That’s no small mercy. We have heard little from the White House about a fast-growing part of international trade: the buying and selling of services. Long may that remain the case. Services account for more than one-fifth of global export earnings and show little sign of slowing down. The US runs a surplus in this arena, which could account for Washington’s lack of attention. It’s also hard to measure and has no imagery that can provide political punch. It’s not like pointing to a car, whose manufacturer may be headquartered in South Korea, or the school that couldn’t have been erected without cement from Vietnam or Turkey.
Services are a vast area, covering everything from insurance, the securities industry, entertainment and cloud computing — sectors of the world economy dominated by the US. (Seeking to strike back at the duties imposed by Trump, China is limiting access to Hollywood films, and some European countries want a crackdown on American tech giants.) They are deeply ingrained in the global economic order.
While the burgeoning exchange of services has been very profitable for the US — exports topped $1 trillion last year — it’s also been a boon for some emerging markets. The business process outsourcing, or BPO, industry is a good example. It’s grown from next-to-nothing to accounting for about 10% of gross domestic product in the Philippines and has been an important driver of India’s economic progress, in addition to holding costs down for American firms. Performing tasks for other businesses, such as payroll maintenance, software development and translation, has been particularly lucrative.
It’s fashionable to assert that globalization has been in retreat roughly since the subprime meltdown of 2008. This is incomplete: Goods exports as a share of world GDP did peak around the time of the Global Financial Crisis. They underwent a revival of sorts when the economy began growing again, but didn’t regain their prior verve, according to the Bank for International Settlements. Services, however, have gone from strength to strength, aided by advances in digital technology and artificial intelligence. The last factor can cut both ways. Call-center workers in the Philippines performing basic tasks have suffered job losses, while there’s plenty of demand for people doing more sophisticated tasks while Americans sleep, such as real estate appraisal, and the design of everything from engines to kitchen counters.
It’s not that Trump wouldn’t kill this growth area if he turned his attention to it. Never mind factories leaving for less expensive locations, the departure of offices for cheaper countries is no small issue.

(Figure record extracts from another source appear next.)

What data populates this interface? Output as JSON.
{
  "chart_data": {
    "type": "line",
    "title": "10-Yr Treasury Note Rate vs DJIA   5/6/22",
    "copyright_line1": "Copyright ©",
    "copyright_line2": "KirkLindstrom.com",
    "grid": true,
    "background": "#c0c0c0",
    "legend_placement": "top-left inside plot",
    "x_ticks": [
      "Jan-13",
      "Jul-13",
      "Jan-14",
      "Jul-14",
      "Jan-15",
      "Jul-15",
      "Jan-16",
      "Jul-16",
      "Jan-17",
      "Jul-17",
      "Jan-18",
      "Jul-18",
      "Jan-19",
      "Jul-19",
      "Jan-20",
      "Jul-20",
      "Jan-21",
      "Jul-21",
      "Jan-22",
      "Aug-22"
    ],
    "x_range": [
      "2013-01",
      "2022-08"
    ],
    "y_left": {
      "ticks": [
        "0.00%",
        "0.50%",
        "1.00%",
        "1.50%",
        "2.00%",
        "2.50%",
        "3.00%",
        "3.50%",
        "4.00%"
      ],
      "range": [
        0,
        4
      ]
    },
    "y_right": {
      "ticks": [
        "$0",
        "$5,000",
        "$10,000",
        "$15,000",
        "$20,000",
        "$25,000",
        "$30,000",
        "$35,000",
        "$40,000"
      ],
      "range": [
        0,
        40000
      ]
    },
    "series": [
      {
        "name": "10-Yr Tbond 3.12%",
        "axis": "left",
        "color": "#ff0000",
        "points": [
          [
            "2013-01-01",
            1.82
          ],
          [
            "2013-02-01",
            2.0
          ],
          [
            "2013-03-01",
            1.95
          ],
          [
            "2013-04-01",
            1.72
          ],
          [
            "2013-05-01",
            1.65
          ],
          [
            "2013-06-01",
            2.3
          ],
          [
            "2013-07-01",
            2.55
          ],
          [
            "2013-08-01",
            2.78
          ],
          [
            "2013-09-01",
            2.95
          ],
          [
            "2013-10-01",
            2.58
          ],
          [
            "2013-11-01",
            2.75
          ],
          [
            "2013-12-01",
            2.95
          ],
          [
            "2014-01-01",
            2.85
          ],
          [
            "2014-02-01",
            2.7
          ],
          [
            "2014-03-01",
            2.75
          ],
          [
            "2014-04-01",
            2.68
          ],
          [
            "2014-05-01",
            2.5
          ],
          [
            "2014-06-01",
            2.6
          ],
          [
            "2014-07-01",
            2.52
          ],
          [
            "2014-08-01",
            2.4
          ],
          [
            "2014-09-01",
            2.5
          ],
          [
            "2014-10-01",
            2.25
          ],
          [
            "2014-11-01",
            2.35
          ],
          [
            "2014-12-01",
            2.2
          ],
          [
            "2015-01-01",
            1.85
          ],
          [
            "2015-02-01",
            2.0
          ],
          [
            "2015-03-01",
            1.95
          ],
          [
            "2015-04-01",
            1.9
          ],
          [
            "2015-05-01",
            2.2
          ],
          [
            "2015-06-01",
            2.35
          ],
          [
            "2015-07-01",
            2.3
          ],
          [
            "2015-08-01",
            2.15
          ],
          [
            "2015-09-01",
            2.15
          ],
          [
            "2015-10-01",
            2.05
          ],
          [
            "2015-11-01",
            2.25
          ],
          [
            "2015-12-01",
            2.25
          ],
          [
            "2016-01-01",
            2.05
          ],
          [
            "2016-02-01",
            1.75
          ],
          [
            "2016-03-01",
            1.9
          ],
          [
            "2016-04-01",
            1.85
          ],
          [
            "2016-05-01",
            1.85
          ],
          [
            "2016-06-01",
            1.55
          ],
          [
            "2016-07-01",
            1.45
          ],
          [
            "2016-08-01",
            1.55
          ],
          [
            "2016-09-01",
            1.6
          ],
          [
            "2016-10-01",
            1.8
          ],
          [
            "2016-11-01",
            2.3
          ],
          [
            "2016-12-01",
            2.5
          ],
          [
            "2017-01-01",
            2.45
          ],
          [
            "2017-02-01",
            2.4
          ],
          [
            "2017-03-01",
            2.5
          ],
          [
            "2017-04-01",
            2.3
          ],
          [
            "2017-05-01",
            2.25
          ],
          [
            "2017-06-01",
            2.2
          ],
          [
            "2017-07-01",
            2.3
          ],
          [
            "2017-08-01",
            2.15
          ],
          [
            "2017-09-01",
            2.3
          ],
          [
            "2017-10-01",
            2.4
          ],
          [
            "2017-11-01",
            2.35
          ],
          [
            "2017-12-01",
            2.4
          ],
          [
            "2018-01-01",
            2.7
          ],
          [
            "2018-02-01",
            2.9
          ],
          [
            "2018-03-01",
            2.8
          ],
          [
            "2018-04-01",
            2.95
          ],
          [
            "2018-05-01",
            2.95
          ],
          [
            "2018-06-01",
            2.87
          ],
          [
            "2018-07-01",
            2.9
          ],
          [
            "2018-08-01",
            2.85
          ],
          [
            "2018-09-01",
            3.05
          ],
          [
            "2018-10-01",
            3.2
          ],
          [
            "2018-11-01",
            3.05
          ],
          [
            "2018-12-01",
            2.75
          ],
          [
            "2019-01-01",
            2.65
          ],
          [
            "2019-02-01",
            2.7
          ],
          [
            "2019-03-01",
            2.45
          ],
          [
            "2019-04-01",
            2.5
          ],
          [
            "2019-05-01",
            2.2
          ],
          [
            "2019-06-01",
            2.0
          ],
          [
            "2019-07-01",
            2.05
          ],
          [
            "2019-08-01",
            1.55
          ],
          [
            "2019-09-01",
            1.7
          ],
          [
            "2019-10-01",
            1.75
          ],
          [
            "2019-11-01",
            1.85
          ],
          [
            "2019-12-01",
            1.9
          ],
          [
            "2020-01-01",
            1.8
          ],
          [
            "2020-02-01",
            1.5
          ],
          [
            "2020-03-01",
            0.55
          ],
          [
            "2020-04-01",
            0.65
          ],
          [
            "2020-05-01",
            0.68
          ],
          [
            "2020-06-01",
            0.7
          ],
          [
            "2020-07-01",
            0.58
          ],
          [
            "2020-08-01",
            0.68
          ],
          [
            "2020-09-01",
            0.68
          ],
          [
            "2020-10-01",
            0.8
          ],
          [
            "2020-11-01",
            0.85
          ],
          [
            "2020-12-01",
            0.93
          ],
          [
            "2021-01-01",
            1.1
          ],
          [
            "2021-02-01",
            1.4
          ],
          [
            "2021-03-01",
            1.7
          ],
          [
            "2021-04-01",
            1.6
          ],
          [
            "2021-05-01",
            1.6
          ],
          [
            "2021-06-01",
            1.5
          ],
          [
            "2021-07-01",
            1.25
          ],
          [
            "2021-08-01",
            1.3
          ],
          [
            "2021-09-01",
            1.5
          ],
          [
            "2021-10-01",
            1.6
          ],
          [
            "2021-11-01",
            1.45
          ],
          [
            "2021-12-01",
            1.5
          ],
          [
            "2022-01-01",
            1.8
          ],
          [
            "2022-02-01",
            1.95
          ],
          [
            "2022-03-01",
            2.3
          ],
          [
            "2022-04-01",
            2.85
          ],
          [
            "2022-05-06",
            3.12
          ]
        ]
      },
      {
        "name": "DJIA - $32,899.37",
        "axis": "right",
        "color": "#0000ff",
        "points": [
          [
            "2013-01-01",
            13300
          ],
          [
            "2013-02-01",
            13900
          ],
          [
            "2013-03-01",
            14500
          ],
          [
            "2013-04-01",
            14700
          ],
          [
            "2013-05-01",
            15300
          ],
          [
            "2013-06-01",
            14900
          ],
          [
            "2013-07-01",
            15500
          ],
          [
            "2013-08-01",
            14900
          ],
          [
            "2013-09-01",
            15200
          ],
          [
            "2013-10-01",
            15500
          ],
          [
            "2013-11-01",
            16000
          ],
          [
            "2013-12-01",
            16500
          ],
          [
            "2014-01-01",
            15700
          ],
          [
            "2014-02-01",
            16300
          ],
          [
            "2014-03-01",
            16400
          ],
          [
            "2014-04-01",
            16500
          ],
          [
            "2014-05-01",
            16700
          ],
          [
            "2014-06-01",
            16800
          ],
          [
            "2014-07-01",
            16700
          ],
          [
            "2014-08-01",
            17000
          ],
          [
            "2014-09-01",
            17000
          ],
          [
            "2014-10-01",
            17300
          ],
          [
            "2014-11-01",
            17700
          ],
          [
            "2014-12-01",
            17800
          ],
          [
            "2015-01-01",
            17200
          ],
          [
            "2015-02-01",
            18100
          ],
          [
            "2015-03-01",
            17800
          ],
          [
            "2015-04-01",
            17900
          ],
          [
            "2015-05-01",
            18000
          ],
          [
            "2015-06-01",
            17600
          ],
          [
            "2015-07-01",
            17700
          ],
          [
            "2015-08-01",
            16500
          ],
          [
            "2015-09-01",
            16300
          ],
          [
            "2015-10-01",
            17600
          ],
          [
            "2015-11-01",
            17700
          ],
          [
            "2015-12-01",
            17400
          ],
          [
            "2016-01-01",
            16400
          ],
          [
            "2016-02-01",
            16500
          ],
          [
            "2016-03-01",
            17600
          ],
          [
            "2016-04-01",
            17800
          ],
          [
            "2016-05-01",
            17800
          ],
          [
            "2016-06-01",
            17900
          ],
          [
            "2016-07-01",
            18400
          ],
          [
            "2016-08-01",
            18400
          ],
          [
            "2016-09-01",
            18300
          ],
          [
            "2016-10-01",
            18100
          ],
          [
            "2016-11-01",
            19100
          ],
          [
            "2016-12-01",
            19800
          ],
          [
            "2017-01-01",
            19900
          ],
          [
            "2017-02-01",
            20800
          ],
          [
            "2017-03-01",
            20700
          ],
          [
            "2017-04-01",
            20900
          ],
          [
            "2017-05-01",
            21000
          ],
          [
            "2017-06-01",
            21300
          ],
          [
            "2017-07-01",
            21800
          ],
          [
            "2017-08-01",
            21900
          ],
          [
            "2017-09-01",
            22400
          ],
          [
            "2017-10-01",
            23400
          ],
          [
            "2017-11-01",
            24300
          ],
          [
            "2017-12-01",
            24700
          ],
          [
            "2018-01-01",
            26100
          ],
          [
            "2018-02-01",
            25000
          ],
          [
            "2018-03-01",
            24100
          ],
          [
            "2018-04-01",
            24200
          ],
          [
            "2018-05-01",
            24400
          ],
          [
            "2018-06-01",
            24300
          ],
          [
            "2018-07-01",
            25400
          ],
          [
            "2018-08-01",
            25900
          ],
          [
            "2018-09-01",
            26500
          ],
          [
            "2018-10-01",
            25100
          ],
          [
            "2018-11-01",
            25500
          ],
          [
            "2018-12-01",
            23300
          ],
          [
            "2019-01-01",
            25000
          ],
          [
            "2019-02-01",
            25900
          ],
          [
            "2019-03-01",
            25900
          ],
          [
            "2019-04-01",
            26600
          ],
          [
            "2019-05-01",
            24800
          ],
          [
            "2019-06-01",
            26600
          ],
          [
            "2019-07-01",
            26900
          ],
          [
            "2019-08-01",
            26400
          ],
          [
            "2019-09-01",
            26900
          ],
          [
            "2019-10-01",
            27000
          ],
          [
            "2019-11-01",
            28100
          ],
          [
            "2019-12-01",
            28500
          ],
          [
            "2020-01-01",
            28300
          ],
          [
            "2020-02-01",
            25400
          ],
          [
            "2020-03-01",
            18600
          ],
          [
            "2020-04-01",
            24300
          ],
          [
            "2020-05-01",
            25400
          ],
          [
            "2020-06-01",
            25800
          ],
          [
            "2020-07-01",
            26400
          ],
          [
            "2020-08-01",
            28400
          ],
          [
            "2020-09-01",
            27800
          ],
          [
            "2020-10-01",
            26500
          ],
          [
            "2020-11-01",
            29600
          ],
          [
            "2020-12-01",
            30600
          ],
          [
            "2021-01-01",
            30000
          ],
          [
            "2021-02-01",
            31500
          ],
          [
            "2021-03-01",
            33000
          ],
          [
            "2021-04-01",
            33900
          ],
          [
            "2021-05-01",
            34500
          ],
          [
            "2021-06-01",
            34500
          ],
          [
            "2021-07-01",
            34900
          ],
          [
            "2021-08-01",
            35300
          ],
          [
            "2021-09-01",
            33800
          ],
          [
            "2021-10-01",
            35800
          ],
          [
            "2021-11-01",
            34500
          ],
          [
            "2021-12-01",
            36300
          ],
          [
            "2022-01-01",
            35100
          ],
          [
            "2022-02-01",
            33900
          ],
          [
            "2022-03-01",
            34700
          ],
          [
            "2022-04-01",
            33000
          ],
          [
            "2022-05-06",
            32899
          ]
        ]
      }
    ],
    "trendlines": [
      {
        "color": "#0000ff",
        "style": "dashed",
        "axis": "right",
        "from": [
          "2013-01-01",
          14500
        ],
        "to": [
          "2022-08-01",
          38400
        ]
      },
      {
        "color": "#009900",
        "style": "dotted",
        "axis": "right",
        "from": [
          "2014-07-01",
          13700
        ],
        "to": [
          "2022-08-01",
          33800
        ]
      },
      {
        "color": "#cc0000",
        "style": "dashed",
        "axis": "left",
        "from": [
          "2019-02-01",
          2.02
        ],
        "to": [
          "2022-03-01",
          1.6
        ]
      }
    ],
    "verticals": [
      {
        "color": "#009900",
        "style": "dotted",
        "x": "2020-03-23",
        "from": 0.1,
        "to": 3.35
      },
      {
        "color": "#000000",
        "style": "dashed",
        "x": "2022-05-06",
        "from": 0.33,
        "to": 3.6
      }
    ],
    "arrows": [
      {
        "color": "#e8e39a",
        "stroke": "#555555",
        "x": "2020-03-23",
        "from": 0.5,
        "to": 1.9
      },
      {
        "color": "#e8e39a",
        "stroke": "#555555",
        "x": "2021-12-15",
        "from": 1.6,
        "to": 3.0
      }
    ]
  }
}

A study of 200 college-educated participants from the US and South Africa, half of whom used generative AI on a range of tasks, found that cost effectiveness, combined with gen AI’s leveling-up effect, made foreign teleworkers increasingly attractive substitutes. The shift will drive corporations to expand their talent search beyond borders, Michael Wade, Richard Baldwin and Benjamin Bjerkan-Wade of the International Institute for Management Development in Lausanne, Switzerland, wrote in The Harvard Business Review. When I get down about the damage done to American prestige since Trump’s Liberation Day effort to vandalize commerce, I try to reach for histories that remind us that trade flows have always been subject to change — and that globalization isn’t exclusively a thing of our lifetimes.I spoke recently to Roger Crowley, author of Spice: The 16th-Century Contest That Shaped the Modern World. By his reckoning, one of the most significant events in world economic history was a journey by Andres de Urdaneta, who found a return route to Mexico from the Philippines, both of which were claimed by Spain. “The Pacific was the last great blank,” Crowley told me. “People knew about the Indian Ocean, they could sail back and forth across the Atlantic. The size and scope of the Pacific was baffling. It was the final linkage and really important.”
Urdaneta was a priest, as well as a navigator. If alive today, he might have wondered why services get so little attention. He might also pray that Trump doesn’t start trying to figure out how to reshape the sector.